Fascinating. Didn't we just have this thread bashing those "squeaky Looks", and praising the SPDs that "never have any issues, ever"?


----------



## Gregory Taylor (Mar 29, 2002)

Oxtox said:


> I've cured squeaky cleats with a spritz of Pledge...
> 
> doesn't leave any residue to pick up dirt.


Plus there is the lemony scent. That's why I'd do it.


----------



## tlg (May 11, 2011)

UrbanPrimitive said:


> Just had a thought. Maybe a quick wipe with White Lightning would do the trick. Wax based lube would avoid my concerns with collecting grime and would give a waterproof film that won't destroy my rug when I get home.
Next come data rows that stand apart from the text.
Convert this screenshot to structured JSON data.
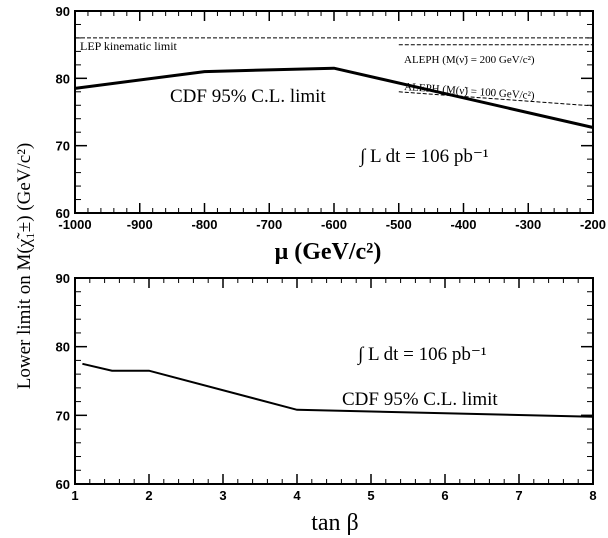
{
  "chart_data": [
    {
      "type": "line",
      "xlabel": "μ (GeV/c²)",
      "x_ticks": [
        -1000,
        -900,
        -800,
        -700,
        -600,
        -500,
        -400,
        -300,
        -200
      ],
      "y_ticks": [
        60,
        70,
        80,
        90
      ],
      "xlim": [
        -1000,
        -200
      ],
      "ylim": [
        60,
        90
      ],
      "grid": false,
      "series": [
        {
          "name": "CDF 95% C.L. limit",
          "style": "solid-thick",
          "x": [
            -1000,
            -800,
            -600,
            -200
          ],
          "y": [
            78.5,
            81.0,
            81.5,
            72.7
          ]
        },
        {
          "name": "LEP kinematic limit",
          "style": "dashed",
          "x": [
            -1000,
            -200
          ],
          "y": [
            86.0,
            86.0
          ]
        },
        {
          "name": "ALEPH (M(ν̃) = 200 GeV/c²)",
          "style": "dashed",
          "x": [
            -500,
            -200
          ],
          "y": [
            85.0,
            85.0
          ]
        },
        {
          "name": "ALEPH (M(ν̃) = 100 GeV/c²)",
          "style": "dashed",
          "x": [
            -500,
            -200
          ],
          "y": [
            78.0,
            75.9
          ]
        }
      ],
      "annotations": {
        "lep": "LEP kinematic limit",
        "aleph200": "ALEPH (M(ν̃) = 200 GeV/c²)",
        "aleph100": "ALEPH (M(ν̃) = 100 GeV/c²)",
        "cdf": "CDF 95% C.L. limit",
        "lumi": "∫ L dt = 106 pb⁻¹"
      }
    },
    {
      "type": "line",
      "xlabel": "tan β",
      "x_ticks": [
        1,
        2,
        3,
        4,
        5,
        6,
        7,
        8
      ],
      "y_ticks": [
        60,
        70,
        80,
        90
      ],
      "xlim": [
        1,
        8
      ],
      "ylim": [
        60,
        90
      ],
      "grid": false,
      "series": [
        {
          "name": "CDF 95% C.L. limit",
          "style": "solid",
          "x": [
            1.1,
            1.5,
            2.0,
            4.0,
            8.0
          ],
          "y": [
            77.5,
            76.5,
            76.5,
            70.8,
            69.8
          ]
        }
      ],
      "annotations": {
        "cdf": "CDF 95% C.L. limit",
        "lumi": "∫ L dt = 106 pb⁻¹"
      }
    }
  ],
  "shared_ylabel": "Lower limit on M(χ̃₁±) (GeV/c²)"
}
Can't hurt to try. But I doubt that White Lightening would hold up for more than one ride. 
That makes me wonder... what if you just took an candle and rubbed the wax onto the cleat. That might work pretty good.


----------



## tlg (May 11, 2011)

Pirx said:


> Fascinating. Didn't we just have this thread bashing those "squeaky Looks", and praising the SPDs that "never have any issues, ever"?
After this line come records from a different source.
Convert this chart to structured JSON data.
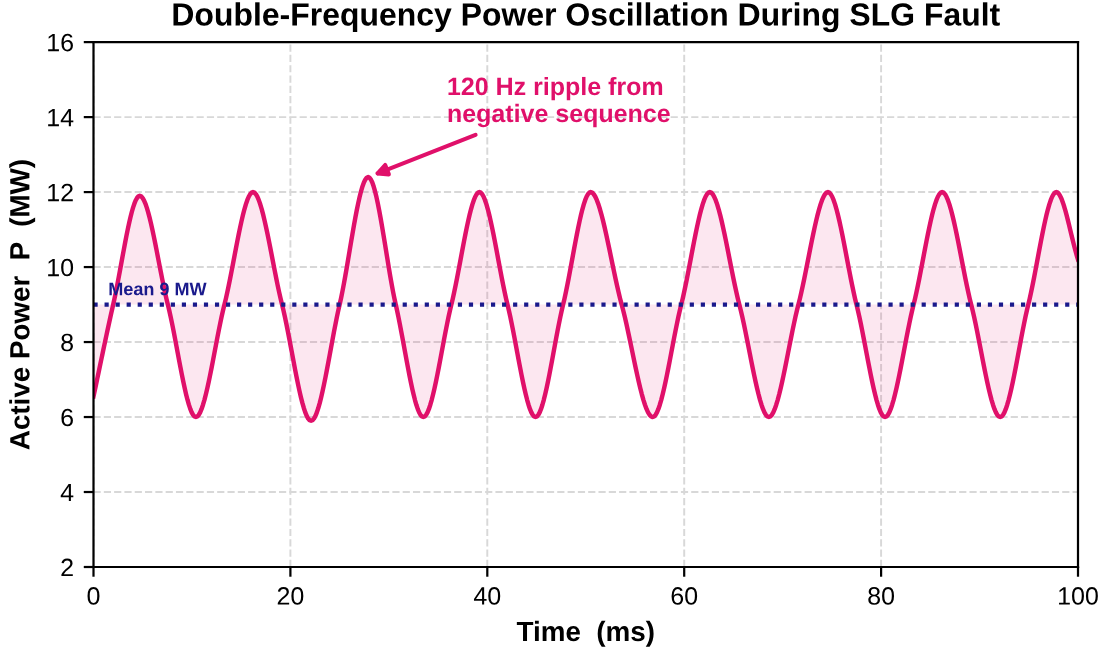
{
  "chart_data": {
    "type": "line",
    "title": "Double-Frequency Power Oscillation During SLG Fault",
    "xlabel": "Time  (ms)",
    "ylabel": "Active Power  P  (MW)",
    "series": [
      {
        "color": "#e0106a",
        "x": [
          0,
          2.0,
          4.7,
          7.55,
          10.4,
          13.3,
          16.2,
          19.15,
          22.1,
          25.0,
          27.9,
          30.7,
          33.5,
          36.35,
          39.2,
          42.05,
          44.9,
          47.7,
          50.5,
          53.65,
          56.8,
          59.7,
          62.6,
          65.6,
          68.6,
          71.6,
          74.6,
          77.5,
          80.4,
          83.3,
          86.2,
          89.15,
          92.1,
          94.95,
          97.8,
          100
        ],
        "values": [
          6.55,
          9,
          11.9,
          9,
          6.0,
          9,
          12.0,
          9,
          5.9,
          9,
          12.4,
          9,
          6.0,
          9,
          12.0,
          9,
          6.0,
          9,
          12.0,
          9,
          6.0,
          9,
          12.0,
          9,
          6.0,
          9,
          12.0,
          9,
          6.0,
          9,
          12.0,
          9,
          6.0,
          9,
          12.0,
          10.2
        ]
      }
    ],
    "ref_lines": [
      {
        "axis": "y",
        "value": 9,
        "label": "Mean 9 MW",
        "color": "#1a1a8c",
        "line_style": "dotted"
      }
    ],
    "annotations": [
      {
        "text": "120 Hz ripple from\nnegative sequence",
        "x": 27.9,
        "y": 12.4
      }
    ],
    "xlim": [
      0,
      100
    ],
    "xticks": [
      0,
      20,
      40,
      60,
      80,
      100
    ],
    "ylim": [
      2,
      16
    ],
    "yticks": [
      2,
      4,
      6,
      8,
      10,
      12,
      14,
      16
    ],
    "grid": true,
    "legend": false,
    "marker": "none",
    "line_style": "solid"
  }
}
The people in that thread are talking about SPD-SL's. Not SPD's.


----------



## Gregory Taylor (Mar 29, 2002)

tlg said:


> That makes me wonder... what if you just took an candle and rubbed the wax onto the cleat. That might work pretty good.


That's a _great_ idea.

Beeswax!

Or, similar but different. a bar of soap. I've used a bar of Ivory Soap to quiet down stuff before.


----------



## UrbanPrimitive (Jun 14, 2009)

tlg said:


> . . . what if you just took an candle and rubbed the wax onto the cleat. That might work pretty good.
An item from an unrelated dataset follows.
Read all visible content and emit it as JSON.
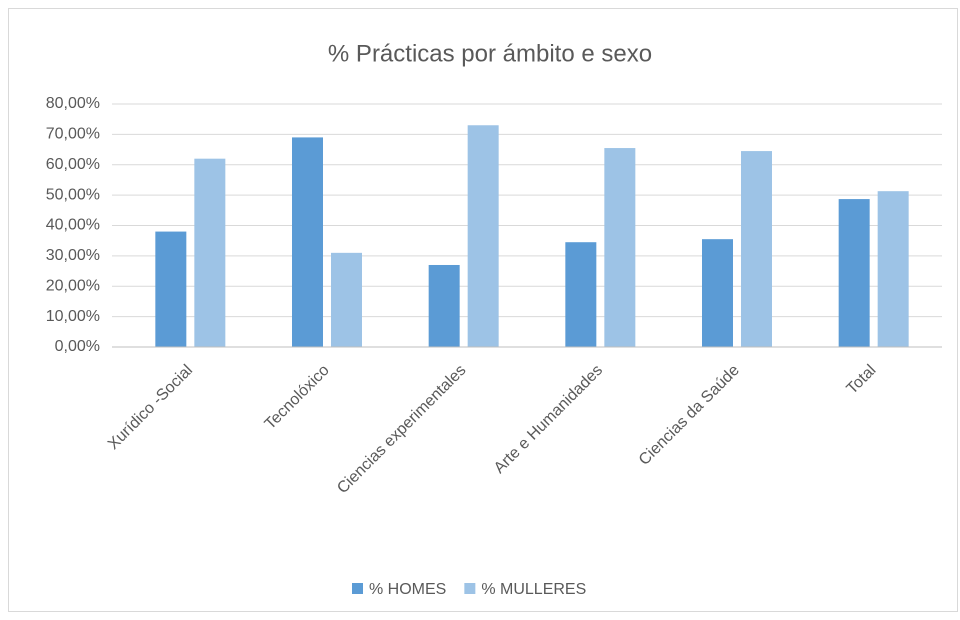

Excellent idea. I'll grab a block of paraffin and try that out.


----------



## tlg (May 11, 2011)

tlg said:


> That makes me wonder... what if you just took an candle and rubbed the wax onto the cleat. That might work pretty good.


I suppose if you wanted to get kinky, you could light the candle and drip hot wax onto your cleats.


----------